Turkey producers and processors are committed to the wellbeing of farm animals and the safety of the food supply. Medications are an important part of that process.  

Because antibiotic resistance is a public health concern, several layers of protection have been put in place to ensure that animal antibiotics do not affect public health. Learn more from the Animal Health Institute





Antibiotic Resistance

Reporters on the record... a briefing with the Director of the Centers for Disease Control  - CDC transcript Sept 16, 2013

Washington Post's David Hoffman: Tom, I’d like to ask, given the situation you describe, it sounds like very serious one, and you have recommended four things, largely for others to do.  Doctors and stewardship and so on.  What is the United States government -- what is the Obama administration going to do specifically in response to this?  What are the administration's government's policy responses? 

CDC Director Dr. Tom Frieden: Well, actually, there's quite a bit that the U.S. government is doing and is proposing to do going forward.  If you look at those four areas, and I think, you know, that's the framework that we use, so that's the way to kind of think about it, that's for all actors, all players to be involved.  In terms of prevention, one of the things that we're doing, for example, is expanding our work with detection and control of outbreaks in hospitals.  And hospitals remain the source of much of the most -- many of the most resistant organisms. 

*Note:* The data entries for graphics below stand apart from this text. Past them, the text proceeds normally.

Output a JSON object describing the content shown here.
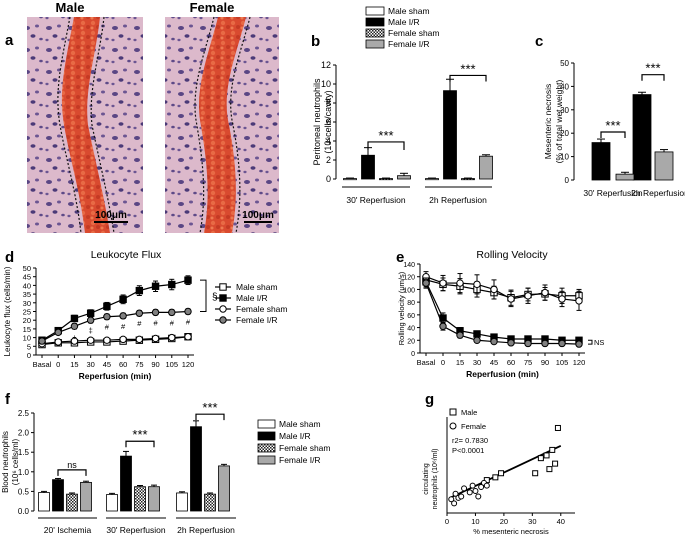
{
  "figure": {
    "panel_a": {
      "letter": "a",
      "titles": [
        "Male",
        "Female"
      ],
      "scale_bars": [
        "100μm",
        "100μm"
      ]
    },
    "colors": {
      "tissue_bg": "#d9b6c8",
      "vessel": "#d9472f",
      "nucleus": "#4b3a78",
      "grid": "#cccccc"
    }
  },
  "chart_data": [
    {
      "id": "b",
      "type": "bar",
      "letter": "b",
      "title": "",
      "ylabel": "Peritoneal neutrophils",
      "ylabel2": "(10⁶cells/cavity)",
      "ylim": [
        0,
        12
      ],
      "yticks": [
        0,
        2,
        4,
        6,
        8,
        10,
        12
      ],
      "categories": [
        "30' Reperfusion",
        "2h Reperfusion"
      ],
      "legend": [
        "Male sham",
        "Male I/R",
        "Female sham",
        "Female I/R"
      ],
      "series": [
        {
          "name": "Male sham",
          "values": [
            0.05,
            0.05
          ],
          "errors": [
            0.05,
            0.05
          ]
        },
        {
          "name": "Male I/R",
          "values": [
            2.5,
            9.3
          ],
          "errors": [
            0.8,
            1.2
          ]
        },
        {
          "name": "Female sham",
          "values": [
            0.05,
            0.05
          ],
          "errors": [
            0.05,
            0.05
          ]
        },
        {
          "name": "Female I/R",
          "values": [
            0.35,
            2.4
          ],
          "errors": [
            0.25,
            0.15
          ]
        }
      ],
      "annotations": [
        "***",
        "***"
      ]
    },
    {
      "id": "c",
      "type": "bar",
      "letter": "c",
      "title": "",
      "ylabel": "Mesenteric necrosis",
      "ylabel2": "(% of total wet weight)",
      "ylim": [
        0,
        50
      ],
      "yticks": [
        0,
        10,
        20,
        30,
        40,
        50
      ],
      "categories": [
        "30' Reperfusion",
        "2h Reperfusion"
      ],
      "series": [
        {
          "name": "Male",
          "values": [
            16,
            36.5
          ],
          "errors": [
            1.5,
            1.0
          ]
        },
        {
          "name": "Female",
          "values": [
            2.5,
            12
          ],
          "errors": [
            0.8,
            1.0
          ]
        }
      ],
      "annotations": [
        "***",
        "***"
      ]
    },
    {
      "id": "d",
      "type": "line",
      "letter": "d",
      "title": "Leukocyte Flux",
      "xlabel": "Reperfusion (min)",
      "ylabel": "Leukocyte flux (cells/min)",
      "ylim": [
        0,
        50
      ],
      "yticks": [
        0,
        5,
        10,
        15,
        20,
        25,
        30,
        35,
        40,
        45,
        50
      ],
      "categories": [
        "Basal",
        "0",
        "15",
        "30",
        "45",
        "60",
        "75",
        "90",
        "105",
        "120"
      ],
      "legend": [
        "Male sham",
        "Male I/R",
        "Female sham",
        "Female I/R"
      ],
      "series": [
        {
          "name": "Male sham",
          "values": [
            6,
            7,
            7,
            7.5,
            7.5,
            8,
            8.5,
            9,
            9.5,
            10.5
          ],
          "errors": [
            0.7,
            0.7,
            0.7,
            0.7,
            0.7,
            0.7,
            0.7,
            0.8,
            0.8,
            0.8
          ]
        },
        {
          "name": "Male I/R",
          "values": [
            8.5,
            14,
            21,
            24,
            28,
            32,
            37,
            39.5,
            40.5,
            43
          ],
          "errors": [
            1.0,
            1.5,
            1.8,
            2.0,
            2.2,
            2.5,
            2.8,
            3.0,
            3.0,
            2.5
          ]
        },
        {
          "name": "Female sham",
          "values": [
            6.5,
            7.5,
            8,
            8.5,
            8.5,
            9,
            9,
            9.5,
            10,
            10.5
          ],
          "errors": [
            0.5,
            0.5,
            0.5,
            0.5,
            0.5,
            0.5,
            0.5,
            0.5,
            0.5,
            0.5
          ]
        },
        {
          "name": "Female I/R",
          "values": [
            8,
            13,
            16.5,
            20,
            22,
            22.5,
            24,
            24.5,
            24.5,
            25
          ],
          "errors": [
            1.0,
            1.2,
            1.5,
            1.5,
            1.5,
            1.5,
            1.5,
            1.5,
            1.5,
            1.5
          ]
        }
      ],
      "annotations": [
        "+",
        "‡",
        "#",
        "#",
        "#",
        "#",
        "#",
        "#",
        "§"
      ]
    },
    {
      "id": "e",
      "type": "line",
      "letter": "e",
      "title": "Rolling Velocity",
      "xlabel": "Reperfusion (min)",
      "ylabel": "Rolling velocity (μm/s)",
      "ylim": [
        0,
        140
      ],
      "yticks": [
        0,
        20,
        40,
        60,
        80,
        100,
        120,
        140
      ],
      "categories": [
        "Basal",
        "0",
        "15",
        "30",
        "45",
        "60",
        "75",
        "90",
        "105",
        "120"
      ],
      "series": [
        {
          "name": "Male sham",
          "values": [
            115,
            108,
            105,
            100,
            95,
            87,
            92,
            93,
            90,
            90
          ],
          "errors": [
            8,
            10,
            12,
            12,
            10,
            12,
            10,
            10,
            12,
            10
          ]
        },
        {
          "name": "Male I/R",
          "values": [
            112,
            55,
            35,
            30,
            25,
            22,
            22,
            22,
            20,
            20
          ],
          "errors": [
            8,
            8,
            5,
            4,
            4,
            3,
            3,
            3,
            3,
            3
          ]
        },
        {
          "name": "Female sham",
          "values": [
            120,
            110,
            110,
            108,
            100,
            85,
            90,
            95,
            85,
            82
          ],
          "errors": [
            8,
            12,
            15,
            15,
            15,
            12,
            12,
            12,
            12,
            15
          ]
        },
        {
          "name": "Female I/R",
          "values": [
            110,
            42,
            28,
            20,
            18,
            16,
            15,
            15,
            15,
            14
          ],
          "errors": [
            8,
            6,
            4,
            3,
            3,
            2,
            2,
            2,
            2,
            2
          ]
        }
      ],
      "annotations": [
        "NS"
      ]
    },
    {
      "id": "f",
      "type": "bar",
      "letter": "f",
      "title": "",
      "ylabel": "Blood neutrophils",
      "ylabel2": "(10⁶ cells/ml)",
      "ylim": [
        0,
        2.5
      ],
      "yticks": [
        0.0,
        0.5,
        1.0,
        1.5,
        2.0,
        2.5
      ],
      "ytick_labels": [
        "0.0",
        "0.5",
        "1.0",
        "1.5",
        "2.0",
        "2.5"
      ],
      "categories": [
        "20' Ischemia",
        "30' Reperfusion",
        "2h Reperfusion"
      ],
      "legend": [
        "Male sham",
        "Male I/R",
        "Female sham",
        "Female I/R"
      ],
      "series": [
        {
          "name": "Male sham",
          "values": [
            0.47,
            0.42,
            0.46
          ],
          "errors": [
            0.03,
            0.03,
            0.03
          ]
        },
        {
          "name": "Male I/R",
          "values": [
            0.8,
            1.4,
            2.15
          ],
          "errors": [
            0.03,
            0.12,
            0.15
          ]
        },
        {
          "name": "Female sham",
          "values": [
            0.43,
            0.62,
            0.43
          ],
          "errors": [
            0.03,
            0.03,
            0.03
          ]
        },
        {
          "name": "Female I/R",
          "values": [
            0.73,
            0.62,
            1.15
          ],
          "errors": [
            0.03,
            0.04,
            0.04
          ]
        }
      ],
      "annotations": [
        "ns",
        "***",
        "***"
      ]
    },
    {
      "id": "g",
      "type": "scatter",
      "letter": "g",
      "title": "",
      "xlabel": "% mesenteric necrosis",
      "ylabel": "circulating",
      "ylabel2": "neutrophils (10⁶/ml)",
      "xlim": [
        0,
        45
      ],
      "ylim": [
        0,
        3.5
      ],
      "xticks": [
        0,
        10,
        20,
        30,
        40
      ],
      "legend": [
        "Male",
        "Female"
      ],
      "stats": [
        "r2= 0.7830",
        "P<0.0001"
      ],
      "series": [
        {
          "name": "Male",
          "x": [
            14,
            17,
            19,
            31,
            33,
            35,
            36,
            37,
            38,
            39
          ],
          "y": [
            1.2,
            1.3,
            1.45,
            1.45,
            2.0,
            2.1,
            1.6,
            2.3,
            1.8,
            3.1
          ]
        },
        {
          "name": "Female",
          "x": [
            1.5,
            2.5,
            3,
            4,
            5,
            6,
            8,
            9,
            10,
            11,
            12,
            13,
            14
          ],
          "y": [
            0.5,
            0.35,
            0.7,
            0.55,
            0.6,
            0.9,
            0.75,
            1.0,
            0.8,
            0.6,
            0.95,
            1.1,
            1.0
          ]
        }
      ],
      "fit": {
        "x": [
          1,
          40
        ],
        "y": [
          0.55,
          2.45
        ]
      }
    }
  ]
}
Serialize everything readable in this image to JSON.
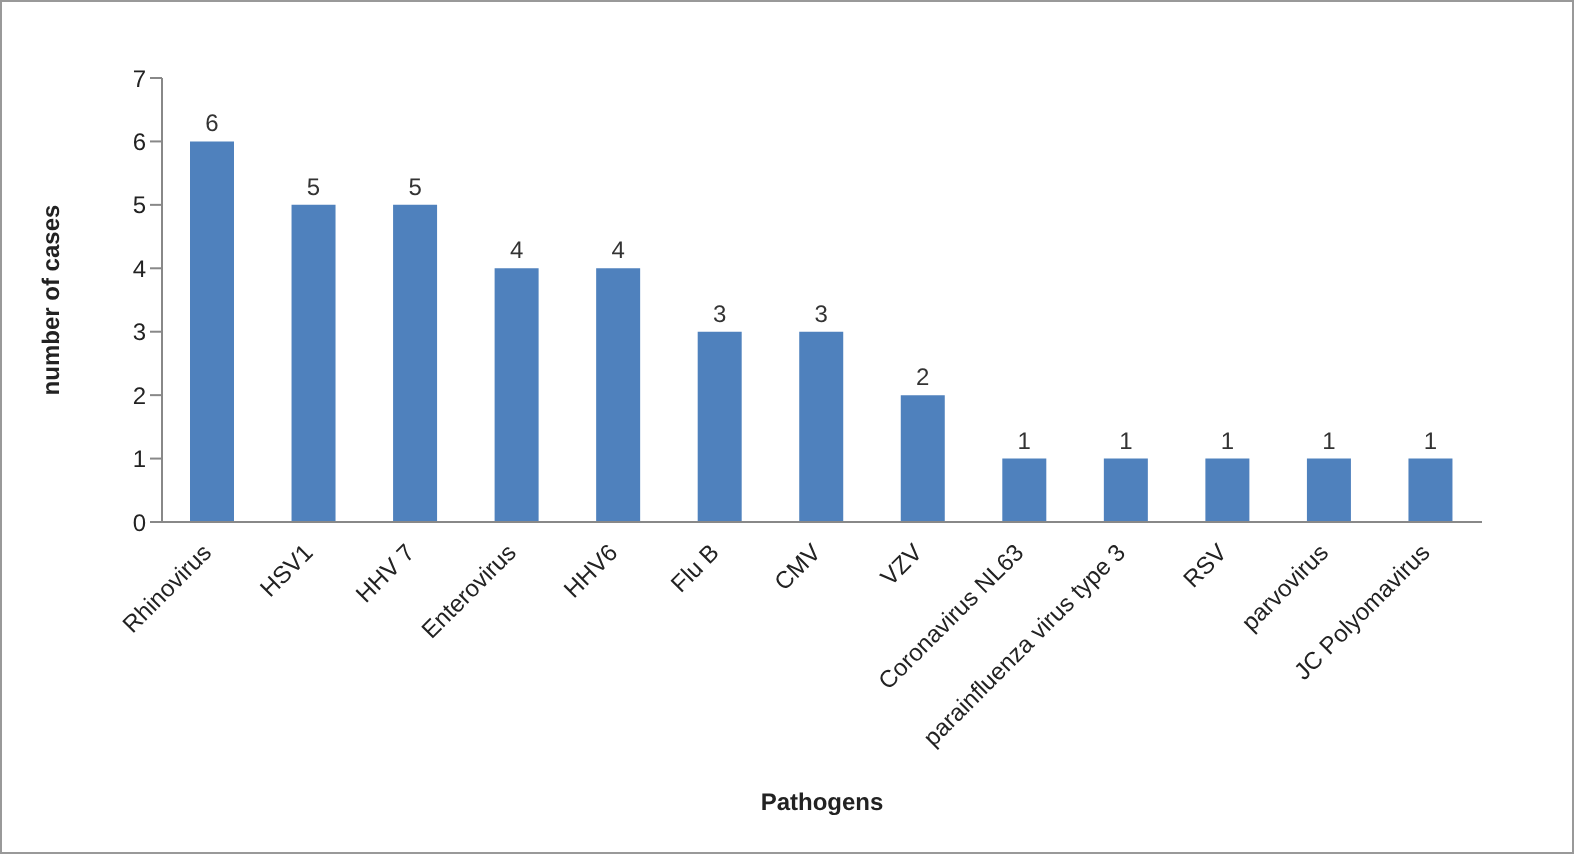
{
  "chart_data": {
    "type": "bar",
    "xlabel": "Pathogens",
    "ylabel": "number of cases",
    "categories": [
      "Rhinovirus",
      "HSV1",
      "HHV 7",
      "Enterovirus",
      "HHV6",
      "Flu B",
      "CMV",
      "VZV",
      "Coronavirus NL63",
      "parainfluenza virus type 3",
      "RSV",
      "parvovirus",
      "JC Polyomavirus"
    ],
    "values": [
      6,
      5,
      5,
      4,
      4,
      3,
      3,
      2,
      1,
      1,
      1,
      1,
      1
    ],
    "color": "#4f81bd",
    "ylim": [
      0,
      7
    ],
    "yticks": [
      0,
      1,
      2,
      3,
      4,
      5,
      6,
      7
    ],
    "grid": false,
    "data_labels": true,
    "legend": false
  }
}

San Francisco Chronicle's Carolyn Lochhead: This is sort of a relook at this last question. According to many people, the vast majority of antibiotics are used in livestock, and yet the FDA has only issued a voluntary guidance that isn't even completely final yet. Do we know how big a role agriculture is in this problem? 

CDC Director Dr. Tom Frieden: I think that the -- as Dr. Bell indicated, right now the really most acute problem is in hospitals. And the most resistant organisms in hospitals are emerging in those settings, because of poor antimicrobial stewardship among humans. That having been said, any widespread use of antimicrobials in the environment increases the risk that transposable genetic elements will -- bred through the system and create even more resistance and resistant problems in the future.  

CDC Director Dr. Tom Frieden: So that concludes our briefing.  Let me just recap that these are the – this is the first time we have released these estimates.  They're very concerning.  They show us that if we're not careful and if we don't take action urgently, the medicine cabinet may be empty for patients with life-threatening infections in coming months and years.  But we do see a real ray of hope in the effective interventions that can prevent and reverse drug resistance.  And we welcome the attention to this, because there is something that every part of the health system can do, and every part of, more broadly, we can do to preserve antibiotics so that they are still the wonder drugs they are today for our kids and our grandkids.